There are two major limitations of the proposed method. First, our method is based on statistical analysis and pattern matching. The prediction is feasible within the convex combination of training data. For instance, identities in FG-NET are Caucasian; the prediction may be biased when applying to Asian or African descents. Figure 14 shows an example. The limitation can be alleviated by extending datasets with more diverse aging patterns and textures. The other limitation is regarding the features. Currently, we do not exploit any prior domain knowledge and take all facial pixels of even weights for training. Our results may not be directly applicable to specific recognition systems, where special features are accentuated. More aged results by our methods are shown in Figure 15.

Fig. 14

Examples of two failure results. The left column is input face image. The 1st row shows an Asian male aged from his childhood. Since the training data are all Caucasians, the aged result (mid) tends to grow like a Caucasian, but not Asian. The 2nd row shows a reasonable aging result (mid), but do not resemble to the real aged face (right). That is because the real person is thinner in cheeks and there are no other age patterns in database like that. Besides, the oblique view of a face causes inaccuracy of feature point location, it also disturb the prediction

Fig. 15

More examples by our results. The 1st rows: input images from the FG-NET. The 2nd rows: aged images of the 1st rows by our method. The 3rd rows: input images not included in FG-NET. The 4th rows: aged images of the 3rd rows by our method. NOTE: The input of Mona Lisa was first rectified by View Morphing method [18]

6 Conclusion and future work

A novel two-layer approach for facial image aging is proposed in this paper. At first, we approximate aged face in the aging-pattern subspace with the personal guidance vector. Detailed aged features, such as wrinkles and creases, can be synthesized and transferred with an additional facial appearance dataset.

The proposed method, considering personal characteristics and aging trends from examples, can generate reasonable aging prediction. It also overcomes the lack of details in previous aging methods. The objective experiments and user studies show that our aged results are comparable to those generated by related methods. Moreover, the proposed framework is flexible and extendable for user controls. It can easily include parents’ effect vectors or users’ sketch indication for guidance in the aging process. The proposed method is the first few articles that provide such controllable properties during aging prediction. The results can be applied to Art and Entertainment, increasing realism of virtual characters.

One possible extension is to combine with face or hair swapping techniques [3], a user can arbitrarily generate aged portraits from single young image.

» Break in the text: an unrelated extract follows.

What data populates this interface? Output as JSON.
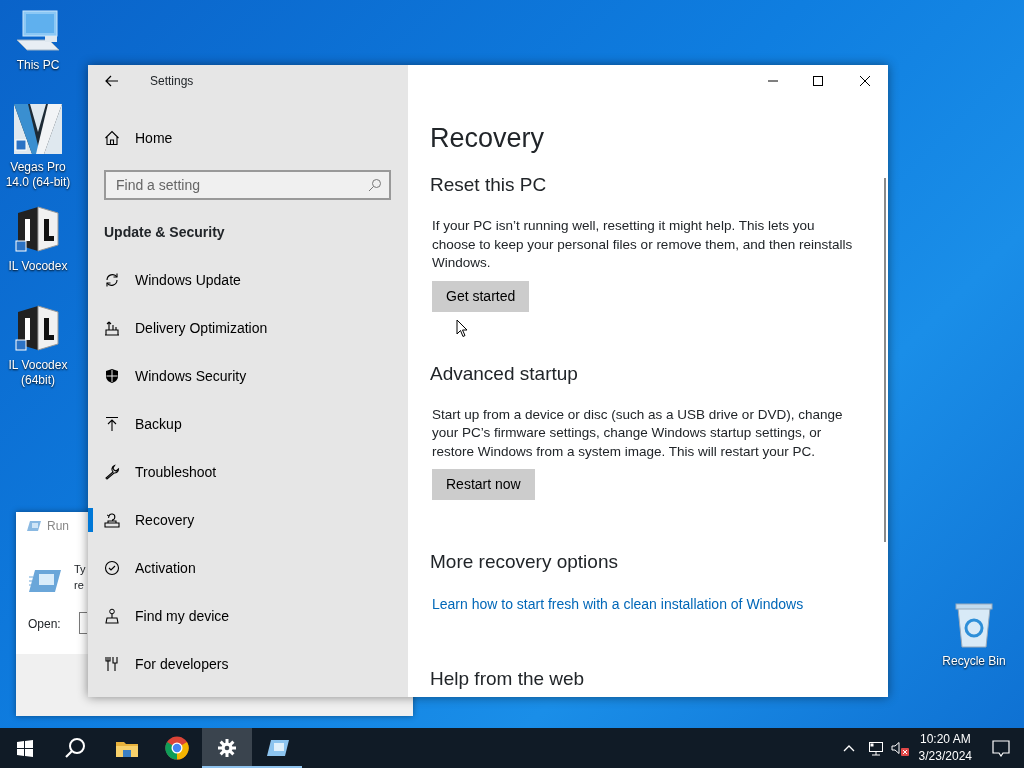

Currently, we regard the parents’ effect as an optional tool, and preliminarily use weighted-blending for parents’ effect vectors. We think it is worth to further investigate how parents’ features influence the aging prediction of a child. Besides, it is also possible to collect 3D aging patterns by model-based [1] or scanning techniques [10]. For facial wrinkles and creases, image-based 3D modeling [11] improves the level of details. These techniques will benefit the side-view or 3D face aging.